27 Feb 2014

Govt 'not being loyal' to interpreters

12:33 pm on 27 February 2014

Members of the Defence Force are disgusted with how the Government is treating Afghan interpreters, a journalist who reports on Afghanistan says.

An interpreter in Kabul who worked with New Zealand soldiers in Afghanistan says Taliban insurgents tortured him by hanging him from a ceiling and beating him repeatedly for three days before he escaped in December last year.

The man, known as Hamid, said he and his family continue to receive death threats. He wants his application to move to New Zealand to be processed more quickly by immigration officials.

Radio New Zealand's correspondent Jon Stephenson told Checkpoint on Wednesday that past and present members of the Defence Force have echoed that call.

"I think it's fair to say that they are concerned, if not disgusted, by the way in which some of these interpreters are treated. They feel that they have served New Zealand loyally and that that loyalty is not being reciprocated by the Government."

Mr Stephenson claims that the 27-year-old escaped certain execution in December, shortly after applying to come to New Zealand. He says that given the known risk to such people, immigration officials should work urgently on their applications.

Prime Minister John Key said on Wednesday that requests for residency from Afghans who have worked alongside the Defence Force could be fast-tracked if that work has put their lives at risk. Mr Key says each case is assessed on a case-by-case basis.
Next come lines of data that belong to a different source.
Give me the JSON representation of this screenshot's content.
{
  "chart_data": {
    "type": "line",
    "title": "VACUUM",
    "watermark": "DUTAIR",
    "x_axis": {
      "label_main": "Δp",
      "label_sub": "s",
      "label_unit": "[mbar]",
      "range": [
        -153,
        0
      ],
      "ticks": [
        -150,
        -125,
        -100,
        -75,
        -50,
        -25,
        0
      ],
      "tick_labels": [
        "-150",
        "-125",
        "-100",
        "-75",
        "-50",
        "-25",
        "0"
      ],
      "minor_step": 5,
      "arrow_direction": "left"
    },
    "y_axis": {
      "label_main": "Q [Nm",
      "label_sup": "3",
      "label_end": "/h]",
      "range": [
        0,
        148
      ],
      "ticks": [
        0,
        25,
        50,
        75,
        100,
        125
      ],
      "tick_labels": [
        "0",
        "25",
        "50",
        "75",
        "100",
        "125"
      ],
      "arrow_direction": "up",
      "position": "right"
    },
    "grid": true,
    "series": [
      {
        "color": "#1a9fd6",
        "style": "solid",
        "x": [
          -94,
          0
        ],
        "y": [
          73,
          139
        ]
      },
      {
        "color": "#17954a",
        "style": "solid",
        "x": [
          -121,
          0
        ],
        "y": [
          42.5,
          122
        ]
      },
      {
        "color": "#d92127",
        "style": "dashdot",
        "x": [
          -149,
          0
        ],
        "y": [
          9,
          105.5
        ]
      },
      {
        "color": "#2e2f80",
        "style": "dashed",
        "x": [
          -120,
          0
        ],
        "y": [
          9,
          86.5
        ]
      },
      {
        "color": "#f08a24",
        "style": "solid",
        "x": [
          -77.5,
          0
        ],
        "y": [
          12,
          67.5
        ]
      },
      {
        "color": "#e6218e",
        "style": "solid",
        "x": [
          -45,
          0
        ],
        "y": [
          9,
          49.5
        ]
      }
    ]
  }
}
Immigration Minister Michael Woodhouse defended the amount of time taken to process requests for residency and said it would be inappropriate to discuss an individual case. But in a statement, his office said because such requests come from a nation with active terrorist groups, it is crucial that all necessary security checks are done on applicants.

Mr Stephenson said Hamid served alongside the Defence Force from 2006 until the middle of last year and was employed to translate media conferences.

The correspondent said a New Zealand Army captain wrote a letter to Immigration New Zealand in December supporting Hamid's request for citizenship and urging it be quickly processed. Two weeks later, Hamid was abducted and tortured.

Mr Stephenson said Hamid now fears for his life in Kabul and desperately wants to live in New Zealand. The interpreter applied to go there in late November.

Mr Woodhouse's office said all such applications take about three months to process.